Half an hour in, the air thickened, a metallic tang stinging his nose. Sereth tensed, her hand flickering with a weak flame. "Trouble," she muttered.
Tomas heard it before he saw it—a scrabble of claws on stone, a hiss like steam escaping a cracked pipe. Shadows darted along the tether's side, lean figures scaling it with unnatural speed. Scavengers, he realized—wasteland outcasts who preyed on tether traffic. Their blades glinted, jagged and rusted, as they closed in.
"Get behind me," Tomas said, stepping forward.
Sereth snorted, flames sparking brighter. "I'm not helpless, Dull."
"Didn't say you were," he shot back. "Just stay alive."
The first scavenger leapt onto the platform, a wiry man with a scar splitting his face. He lunged, dagger aimed at Tomas's gut. Tomas sidestepped, swinging his pickaxe in a tight arc. The blunt end cracked against the man's skull, sending him sprawling off the edge with a scream that faded fast. Two more followed, one with a spear, the other swinging a chain.
Sereth flung a fireball, weak but precise, catching the spearman's cloak. He flailed, tumbling into the void. Tomas ducked the chain, its links whistling past his ear, and drove his shoulder into the attacker's chest. The scavenger staggered, and Tomas hooked the pickaxe around his ankle, yanking him off-balance. A shove, and he was gone.

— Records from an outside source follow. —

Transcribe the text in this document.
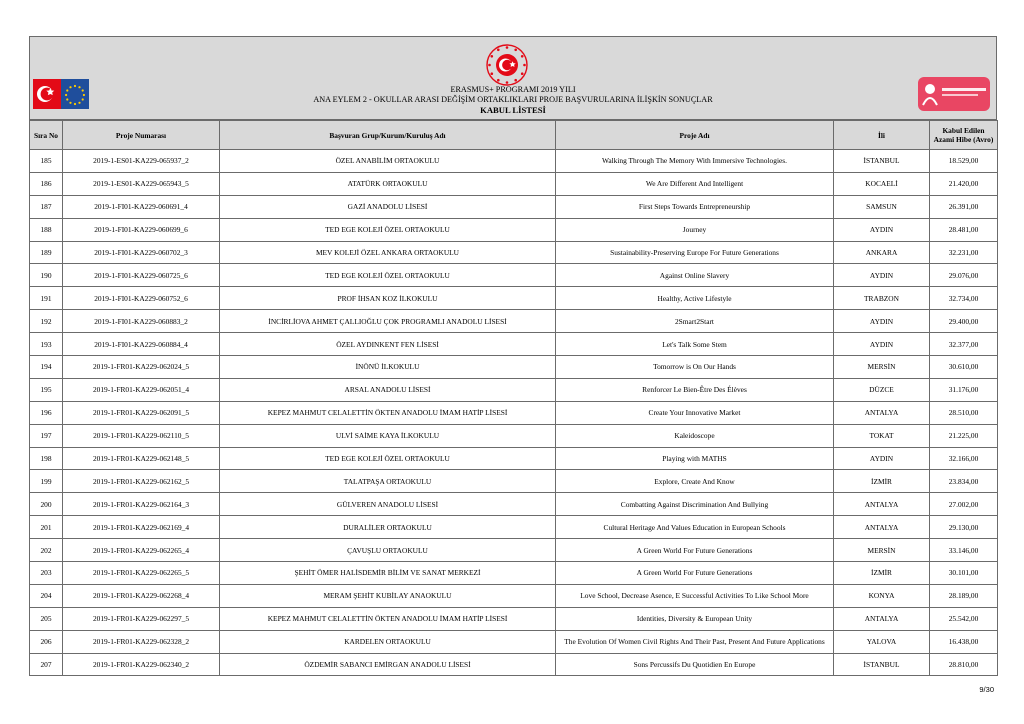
ERASMUS+ PROGRAMI 2019 YILI
ANA EYLEM 2 - OKULLAR ARASI DEĞİŞİM ORTAKLIKLARI PROJE BAŞVURULARINA İLİŞKİN SONUÇLAR
KABUL LİSTESİ
Sıra No	Proje Numarası	Başvuran Grup/Kurum/Kuruluş Adı	Proje Adı	İli	Kabul Edilen Azami Hibe (Avro)
185	2019-1-ES01-KA229-065937_2	ÖZEL ANABİLİM ORTAOKULU	Walking Through The Memory With Immersive Technologies.	İSTANBUL	18.529,00
186	2019-1-ES01-KA229-065943_5	ATATÜRK ORTAOKULU	We Are Different And Intelligent	KOCAELİ	21.420,00
187	2019-1-FI01-KA229-060691_4	GAZİ ANADOLU LİSESİ	First Steps Towards Entrepreneurship	SAMSUN	26.391,00
188	2019-1-FI01-KA229-060699_6	TED EGE KOLEJİ ÖZEL ORTAOKULU	Journey	AYDIN	28.481,00
189	2019-1-FI01-KA229-060702_3	MEV KOLEJİ ÖZEL ANKARA ORTAOKULU	Sustainability-Preserving Europe For Future Generations	ANKARA	32.231,00
190	2019-1-FI01-KA229-060725_6	TED EGE KOLEJİ ÖZEL ORTAOKULU	Against Online Slavery	AYDIN	29.076,00
191	2019-1-FI01-KA229-060752_6	PROF İHSAN KOZ İLKOKULU	Healthy, Active Lifestyle	TRABZON	32.734,00
192	2019-1-FI01-KA229-060883_2	İNCİRLİOVA AHMET ÇALLIOĞLU ÇOK PROGRAMLI ANADOLU LİSESİ	2Smart2Start	AYDIN	29.400,00
193	2019-1-FI01-KA229-060884_4	ÖZEL AYDINKENT FEN LİSESİ	Let's Talk Some Stem	AYDIN	32.377,00
194	2019-1-FR01-KA229-062024_5	İNÖNÜ İLKOKULU	Tomorrow is On Our Hands	MERSİN	30.610,00
195	2019-1-FR01-KA229-062051_4	ARSAL ANADOLU LİSESİ	Renforcer Le Bien-Être Des Élèves	DÜZCE	31.176,00
196	2019-1-FR01-KA229-062091_5	KEPEZ MAHMUT CELALETTİN ÖKTEN ANADOLU İMAM HATİP LİSESİ	Create Your Innovative Market	ANTALYA	28.510,00
197	2019-1-FR01-KA229-062110_5	ULVİ SAİME KAYA İLKOKULU	Kaleidoscope	TOKAT	21.225,00
198	2019-1-FR01-KA229-062148_5	TED EGE KOLEJİ ÖZEL ORTAOKULU	Playing with MATHS	AYDIN	32.166,00
199	2019-1-FR01-KA229-062162_5	TALATPAŞA ORTAOKULU	Explore, Create And Know	İZMİR	23.834,00
200	2019-1-FR01-KA229-062164_3	GÜLVEREN ANADOLU LİSESİ	Combatting Against Discrimination And Bullying	ANTALYA	27.002,00
201	2019-1-FR01-KA229-062169_4	DURALİLER ORTAOKULU	Cultural Heritage And Values Education in European Schools	ANTALYA	29.130,00
202	2019-1-FR01-KA229-062265_4	ÇAVUŞLU ORTAOKULU	A Green World For Future Generations	MERSİN	33.146,00
203	2019-1-FR01-KA229-062265_5	ŞEHİT ÖMER HALİSDEMİR BİLİM VE SANAT MERKEZİ	A Green World For Future Generations	İZMİR	30.101,00
204	2019-1-FR01-KA229-062268_4	MERAM ŞEHİT KUBİLAY ANAOKULU	Love School, Decrease Asence, E Successful Activities To Like School More	KONYA	28.189,00
205	2019-1-FR01-KA229-062297_5	KEPEZ MAHMUT CELALETTİN ÖKTEN ANADOLU İMAM HATİP LİSESİ	Identities, Diversity & European Unity	ANTALYA	25.542,00
206	2019-1-FR01-KA229-062328_2	KARDELEN ORTAOKULU	The Evolution Of Women Civil Rights And Their Past, Present And Future Applications	YALOVA	16.438,00
207	2019-1-FR01-KA229-062340_2	ÖZDEMİR SABANCI EMİRGAN ANADOLU LİSESİ	Sons Percussifs Du Quotidien En Europe	İSTANBUL	28.810,00
9/30
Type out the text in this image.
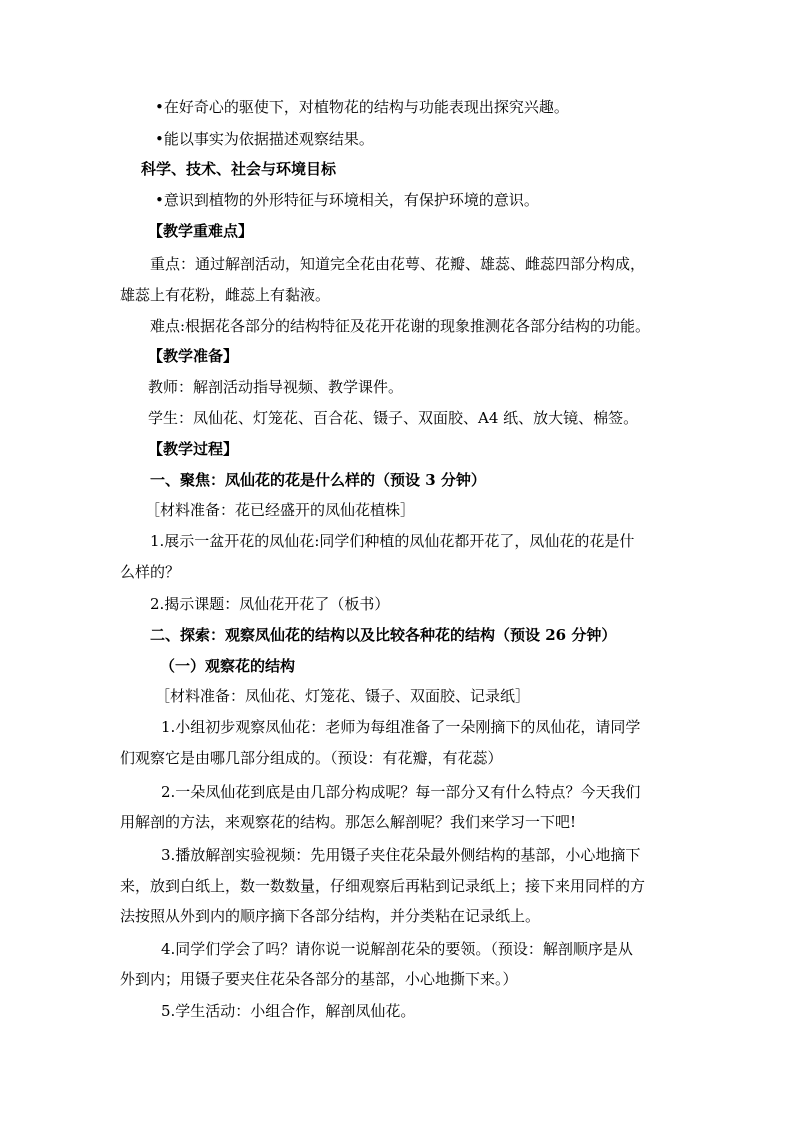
•在好奇心的驱使下，对植物花的结构与功能表现出探究兴趣。
•能以事实为依据描述观察结果。
科学、技术、社会与环境目标
•意识到植物的外形特征与环境相关，有保护环境的意识。
【教学重难点】
重点：通过解剖活动，知道完全花由花萼、花瓣、雄蕊、雌蕊四部分构成，
雄蕊上有花粉，雌蕊上有黏液。
难点:根据花各部分的结构特征及花开花谢的现象推测花各部分结构的功能。
【教学准备】
教师：解剖活动指导视频、教学课件。
学生：凤仙花、灯笼花、百合花、镊子、双面胶、A4 纸、放大镜、棉签。
【教学过程】
一、聚焦：凤仙花的花是什么样的（预设 3 分钟）
［材料准备：花已经盛开的凤仙花植株］
1.展示一盆开花的凤仙花:同学们种植的凤仙花都开花了，凤仙花的花是什
么样的？
2.揭示课题：凤仙花开花了（板书）
二、探索：观察凤仙花的结构以及比较各种花的结构（预设 26 分钟）
（一）观察花的结构
［材料准备：凤仙花、灯笼花、镊子、双面胶、记录纸］
1.小组初步观察凤仙花：老师为每组准备了一朵刚摘下的凤仙花，请同学
们观察它是由哪几部分组成的。（预设：有花瓣，有花蕊）
2.一朵凤仙花到底是由几部分构成呢？每一部分又有什么特点？今天我们
用解剖的方法，来观察花的结构。那怎么解剖呢？我们来学习一下吧!
3.播放解剖实验视频：先用镊子夹住花朵最外侧结构的基部，小心地摘下
来，放到白纸上，数一数数量，仔细观察后再粘到记录纸上；接下来用同样的方
法按照从外到内的顺序摘下各部分结构，并分类粘在记录纸上。
4.同学们学会了吗？请你说一说解剖花朵的要领。（预设：解剖顺序是从
外到内；用镊子要夹住花朵各部分的基部，小心地撕下来。）
5.学生活动：小组合作，解剖凤仙花。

Breathing hard, Tomas scanned the tether. More shadows climbed, five, maybe six. "Too many," he said. "We can't fight 'em all."
Sereth's flames dimmed, her face pale. "Then what?"
He eyed the platform's controls—a rune panel pulsing faintly. "We speed this up." Dropping to his knees, he pried the Etherstone chunk from his belt and jammed it into the panel's slot. It fit, barely, and the runes flared bright. The platform lurched, accelerating with a screech of strained metal.
"Hold on!" Tomas yelled, grabbing the edge as the wind roared louder. The scavengers scrambled to keep pace, but the gap widened. One leapt, fingers brushing the platform, only to plummet with a fading curse.
Sereth clung to the railing, her satchel slipping. Tomas lunged, catching it before it fell, and shoved it back into her arms. "Careful," he grunted. "Whatever's in there, it's not worth dying for."
Her glare softened, just for a second. "You don't know what it is."
"Doesn't matter," he said, steadying himself as the platform slowed, the runes dimming. The scavengers were gone, lost to the dark below. "We're still breathing."
The tether stretched on, Solvaris's lights closer now, a beacon in the black. Tomas wiped sweat from his brow, the Etherstone chunk warm against his hip. Hard work had seen them through—again. But the climb wasn't over, and the night held more teeth than he'd bargained for.